Hear now the Word of the Lord as it is written in …

First Lesson: Exodus 2:11-12, 15

Now it came to pass in those days, when Moses was grown, that he went out to his brethren and looked at their burdens. And he saw an Egyptian beating a Hebrew, one of his brethren. So he looked this way and that way, and when he saw no one, he killed the Egyptian and hid him in the sand. … When Pharaoh heard of this matter, he sought to kill Moses. But Moses fled from the face of Pharaoh and dwelt in the land of Midian; and he sat down by a well.

Second Lesson: PSA 137

By the rivers of Babylon, There we sat down, yea, we wept When we remembered Zion. {2} We hung our harps Upon the willows in the midst of it. {3} For there those who carried us away captive asked of us a song, And those who plundered us requested mirth, Saying, “Sing us one of the songs of Zion!” {4} How shall we sing the Lord’s song In a foreign land? {5} If I forget you, O Jerusalem, Let my right hand forget its skill! {6} If I do not remember you, Let my tongue cling to the roof of my mouth; If I do not exalt Jerusalem Above my chief joy. {7} Remember, O LORD, against the sons of Edom The day of Jerusalem, Who said, “Raze it, raze it, To its very foundation!” {8} O daughter of Babylon, who are to be destroyed, Happy the one who repays you as you have served us! {9} Happy the one who takes and dashes Your little ones against the rock!

Third Lesson: NJHD 142.

Doing evil by free choice looks like freedom, but it is slavery, because that freedom comes of self-love and love of the world, and these loves are from hell.
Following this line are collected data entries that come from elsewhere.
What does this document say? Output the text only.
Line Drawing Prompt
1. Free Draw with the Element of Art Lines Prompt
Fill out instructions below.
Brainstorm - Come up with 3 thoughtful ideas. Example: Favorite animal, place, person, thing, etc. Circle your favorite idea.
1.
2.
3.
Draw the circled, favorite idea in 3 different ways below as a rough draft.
Such freedom is after death actually turned into slavery, for a person who indulged in such freedom then becomes in hell a lowly slave. But doing good by free choice is real freedom, because it comes of love to the Lord and love towards the neighbour, and these loves are from heaven. This freedom also lasts after death, and then becomes true freedom; for a person who enjoys such freedom becomes in heaven as it were a son of the house. This the Lord teaches in these words:
Everyone who commits sin is the slave of sin. A slave does not remain in the house for ever; the son remains for ever. If the son makes you free, you will be truly free. John 8:34-36.
Now because all good is from the Lord, and all evil is from hell, it follows that freedom is being led by the Lord and slavery is being led by hell.

Here end the lessons. Blessed are they who hear the Word of God and keep it. Amen.